We spent a day at the Loveland Invitational Fine Arts Festival, outside of Denver, this past month. The arts committee had brought in the Tony Duncan family, from Mesa, Arizona, to entertain during a short period of the first morning. Tony, and his three beautiful children, ranging in age from 6 to 2 - not only is dad (with Apache/Arikara/Hidasta tribal nation roots) an accomplished Native American Flute player, he is also a 5-time World Champion Hoop Dancer. We were told that Mom, Violet Duncan (Plains Cree and Taino), an author and former Miss Indian World, was the one responsible for most of the beadwork seen that day.
She's already been a Tiny Tot Princess, several times over! These are not everyday clothes, but typically reserved for ceremonial dances, such as the big Pow Wows (the family had spent the summer apart, attending events in Canada and the States). The dress worn here is referred to as a Jingle Dress. Originating with the Ojibwa tribes, and spreading through the Sioux nation and Plains tribes later, the tin cones on the dresses were originally fashioned from tobacco can lids. The sound is enchanting.
Mom's brother hailed from Canada, and performed the fast-paced Men's Fancy Dance, based loosely on the War Dance. During the 20's and 30's, many of the Native American dances were outlawed by the American and Canadian governments. Many dances went underground to avoid detection, and eventually dances were reworked as to be danced legally in public.
The Kiowas and Comanches created new styles of dance regalia in the1930s, that included long-johns with bells attached to the knees, arm and back bustles, beadwork harnesses, feathers, streamers of horsehair, and a large porcupine hair roach atop the head. This was all eventually incorporated into the Fancy Dance.
The Grass Dance was another Northern Plains Indian style of dance. The dance wear generally has few feathers, as compared with the Fancy Dancers, but is plentiful with swaying fringes of yarn and ribbons. Not as fast as the Fancy Dance, this is still "taxing" in its movements.
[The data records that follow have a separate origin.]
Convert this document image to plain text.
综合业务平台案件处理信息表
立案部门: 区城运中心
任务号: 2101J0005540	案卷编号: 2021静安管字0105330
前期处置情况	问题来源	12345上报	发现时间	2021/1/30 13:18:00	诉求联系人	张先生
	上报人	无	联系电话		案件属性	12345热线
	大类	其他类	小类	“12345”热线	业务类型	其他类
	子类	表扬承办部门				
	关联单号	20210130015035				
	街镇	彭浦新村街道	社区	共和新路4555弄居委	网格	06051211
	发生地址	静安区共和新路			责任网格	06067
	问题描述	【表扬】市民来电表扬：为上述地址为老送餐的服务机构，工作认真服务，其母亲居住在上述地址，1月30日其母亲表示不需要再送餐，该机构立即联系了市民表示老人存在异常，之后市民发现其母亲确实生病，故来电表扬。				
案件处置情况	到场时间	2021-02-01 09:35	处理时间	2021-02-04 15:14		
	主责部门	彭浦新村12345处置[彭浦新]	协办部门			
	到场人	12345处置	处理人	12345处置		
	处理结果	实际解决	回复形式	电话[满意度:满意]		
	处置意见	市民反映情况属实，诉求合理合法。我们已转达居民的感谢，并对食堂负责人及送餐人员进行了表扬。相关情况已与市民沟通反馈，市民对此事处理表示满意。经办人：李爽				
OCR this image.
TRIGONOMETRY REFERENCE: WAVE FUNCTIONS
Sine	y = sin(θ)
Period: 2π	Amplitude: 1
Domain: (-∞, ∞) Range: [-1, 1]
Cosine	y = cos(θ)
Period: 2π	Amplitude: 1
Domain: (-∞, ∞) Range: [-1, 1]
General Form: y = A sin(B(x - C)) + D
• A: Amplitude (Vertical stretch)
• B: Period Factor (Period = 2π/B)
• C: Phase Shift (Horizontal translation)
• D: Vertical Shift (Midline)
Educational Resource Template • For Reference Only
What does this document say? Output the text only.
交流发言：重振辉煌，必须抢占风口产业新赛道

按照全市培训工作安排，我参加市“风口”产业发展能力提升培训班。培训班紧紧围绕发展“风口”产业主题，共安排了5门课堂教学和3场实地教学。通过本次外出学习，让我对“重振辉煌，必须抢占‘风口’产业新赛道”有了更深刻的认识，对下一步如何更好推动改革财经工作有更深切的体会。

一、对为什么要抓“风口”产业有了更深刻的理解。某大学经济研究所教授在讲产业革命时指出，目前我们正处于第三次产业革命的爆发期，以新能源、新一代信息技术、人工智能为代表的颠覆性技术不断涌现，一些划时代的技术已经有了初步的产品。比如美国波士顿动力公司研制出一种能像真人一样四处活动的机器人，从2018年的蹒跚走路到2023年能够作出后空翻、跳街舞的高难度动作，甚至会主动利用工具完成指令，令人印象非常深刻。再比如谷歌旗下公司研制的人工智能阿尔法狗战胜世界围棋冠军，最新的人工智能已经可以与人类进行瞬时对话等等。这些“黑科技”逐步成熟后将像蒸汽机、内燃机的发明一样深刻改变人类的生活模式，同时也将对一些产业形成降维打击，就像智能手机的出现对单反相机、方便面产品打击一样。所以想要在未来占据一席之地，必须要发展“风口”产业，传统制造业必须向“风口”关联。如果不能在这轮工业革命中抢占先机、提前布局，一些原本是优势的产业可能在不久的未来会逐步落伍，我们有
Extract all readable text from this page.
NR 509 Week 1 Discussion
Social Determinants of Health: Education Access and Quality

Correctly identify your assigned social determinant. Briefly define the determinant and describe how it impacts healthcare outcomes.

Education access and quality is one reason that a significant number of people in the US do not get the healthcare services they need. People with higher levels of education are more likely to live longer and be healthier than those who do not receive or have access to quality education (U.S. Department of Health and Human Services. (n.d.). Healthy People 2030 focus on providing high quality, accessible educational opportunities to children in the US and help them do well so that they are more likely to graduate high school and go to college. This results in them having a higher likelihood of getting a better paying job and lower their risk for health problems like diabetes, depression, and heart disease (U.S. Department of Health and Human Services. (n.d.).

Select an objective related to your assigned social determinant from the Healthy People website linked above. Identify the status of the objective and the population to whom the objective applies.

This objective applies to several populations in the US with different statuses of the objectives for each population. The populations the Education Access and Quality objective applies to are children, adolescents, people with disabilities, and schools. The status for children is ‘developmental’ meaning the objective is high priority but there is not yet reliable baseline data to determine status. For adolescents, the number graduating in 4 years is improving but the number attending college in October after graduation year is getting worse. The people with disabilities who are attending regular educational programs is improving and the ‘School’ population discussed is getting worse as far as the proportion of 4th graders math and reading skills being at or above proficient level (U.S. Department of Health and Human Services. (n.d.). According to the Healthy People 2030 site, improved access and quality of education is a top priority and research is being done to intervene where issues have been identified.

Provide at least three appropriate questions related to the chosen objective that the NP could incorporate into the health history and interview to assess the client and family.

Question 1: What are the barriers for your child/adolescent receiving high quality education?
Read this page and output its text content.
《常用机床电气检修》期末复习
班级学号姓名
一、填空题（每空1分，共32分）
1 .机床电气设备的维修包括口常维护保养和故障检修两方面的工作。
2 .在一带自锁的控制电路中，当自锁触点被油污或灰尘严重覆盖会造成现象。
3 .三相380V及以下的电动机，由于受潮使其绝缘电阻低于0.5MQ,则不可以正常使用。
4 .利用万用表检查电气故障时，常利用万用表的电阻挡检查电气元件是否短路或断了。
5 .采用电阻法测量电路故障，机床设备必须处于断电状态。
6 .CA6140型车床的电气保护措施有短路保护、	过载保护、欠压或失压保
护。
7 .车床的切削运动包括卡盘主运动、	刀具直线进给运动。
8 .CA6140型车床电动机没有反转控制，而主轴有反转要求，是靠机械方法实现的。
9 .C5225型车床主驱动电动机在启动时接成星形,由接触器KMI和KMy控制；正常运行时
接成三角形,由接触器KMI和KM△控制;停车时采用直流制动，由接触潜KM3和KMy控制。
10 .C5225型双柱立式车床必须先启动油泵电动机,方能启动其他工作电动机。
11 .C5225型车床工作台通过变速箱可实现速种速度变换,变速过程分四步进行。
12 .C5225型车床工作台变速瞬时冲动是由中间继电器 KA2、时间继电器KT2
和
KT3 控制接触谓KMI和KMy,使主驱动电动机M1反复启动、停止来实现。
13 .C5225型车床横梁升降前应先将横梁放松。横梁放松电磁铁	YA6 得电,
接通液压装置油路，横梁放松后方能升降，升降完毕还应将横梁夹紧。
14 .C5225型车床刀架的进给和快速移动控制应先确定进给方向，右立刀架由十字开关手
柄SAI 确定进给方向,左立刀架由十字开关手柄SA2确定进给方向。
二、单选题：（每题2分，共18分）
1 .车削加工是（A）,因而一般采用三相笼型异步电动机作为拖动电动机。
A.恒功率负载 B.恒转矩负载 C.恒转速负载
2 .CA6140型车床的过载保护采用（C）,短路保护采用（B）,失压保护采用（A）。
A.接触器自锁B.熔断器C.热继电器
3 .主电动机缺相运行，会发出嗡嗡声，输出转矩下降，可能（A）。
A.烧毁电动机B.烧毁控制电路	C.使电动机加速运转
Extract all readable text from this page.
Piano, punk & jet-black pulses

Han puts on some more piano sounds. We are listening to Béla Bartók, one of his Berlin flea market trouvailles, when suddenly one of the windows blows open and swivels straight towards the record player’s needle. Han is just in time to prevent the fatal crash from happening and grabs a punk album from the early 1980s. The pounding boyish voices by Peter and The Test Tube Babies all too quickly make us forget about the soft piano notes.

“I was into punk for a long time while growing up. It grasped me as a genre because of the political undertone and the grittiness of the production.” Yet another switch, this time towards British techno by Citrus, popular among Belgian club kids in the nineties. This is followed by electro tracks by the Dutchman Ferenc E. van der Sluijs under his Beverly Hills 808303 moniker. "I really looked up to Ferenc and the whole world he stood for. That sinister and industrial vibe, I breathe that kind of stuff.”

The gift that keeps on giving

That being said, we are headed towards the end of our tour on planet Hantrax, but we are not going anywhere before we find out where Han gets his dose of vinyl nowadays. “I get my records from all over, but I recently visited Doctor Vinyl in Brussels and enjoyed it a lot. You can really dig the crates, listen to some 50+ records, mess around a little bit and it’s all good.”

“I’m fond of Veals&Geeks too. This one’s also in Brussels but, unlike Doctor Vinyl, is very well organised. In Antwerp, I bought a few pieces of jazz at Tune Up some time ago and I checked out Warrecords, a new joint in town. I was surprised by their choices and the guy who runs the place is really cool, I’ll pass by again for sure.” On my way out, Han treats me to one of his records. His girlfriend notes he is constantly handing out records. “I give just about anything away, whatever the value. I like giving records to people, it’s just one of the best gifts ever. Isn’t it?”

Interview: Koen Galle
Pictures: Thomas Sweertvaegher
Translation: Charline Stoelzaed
We were told this dancer was of the Arikara nation - gorgeous regalia including another beautiful roach atop his head, colorful applique work, and what appeared to be porcupine quill work on the dance moccasins.
As someone who "dabbles" in sewing and the occasional beaded piece of jewelry, I can tell you the sheer amount of skill and time in these handmade pieces was mind boggling! The breastplate on the upper right was all hand beaded by the dancer's sister (Violet), and I had to smile at the little guy's beaded Ninja Turtle medallion - infusing new with old.
Dad (Mom can be seen in the background) and the Hoop Dance - a storytelling of sorts, with the use of between 1 to 30 hoops, at any given time. During the dance, shapes are formed for storytelling - eagle, snake, coyote, to name a few, Fast-paced, with the dancer moving through or using the hoops as an extension of his body - Tony Duncan holds 5 World Championships, and is now passing his art down to his little ones.
Another beautiful example of Violet's mind-blowing beadwork craftsmanship, and Tony's prowess with the hoops.
Truly a modern-day family affair of time-worn traditions, most thankfully!
Which brings me to the youngest of the troupe - Manaya, Naiche, and little Nitanis. Words cannot express the love on this stage - proud of a heritage, and carrying on the old ways through a new generation. The oldest daughter poised beyond belief at 6 years old - performing dances completely by herself, as well as with her younger siblings.
It saddens me to see many of the old ways and traditions (crafting and ceremonial events included), being pushed aside due to progress and time, and a desire for moving ahead with "the new"...
THIS renewed a hope that all is not lost - carried on through the eyes and hearts of these little ones. Also, a pretty cool day at the park with Dad - I could never really master a Hula Hoop, and these little ones have it going on, and then some! Carry on, Duncan Family - you're doing it COMPLETELY right!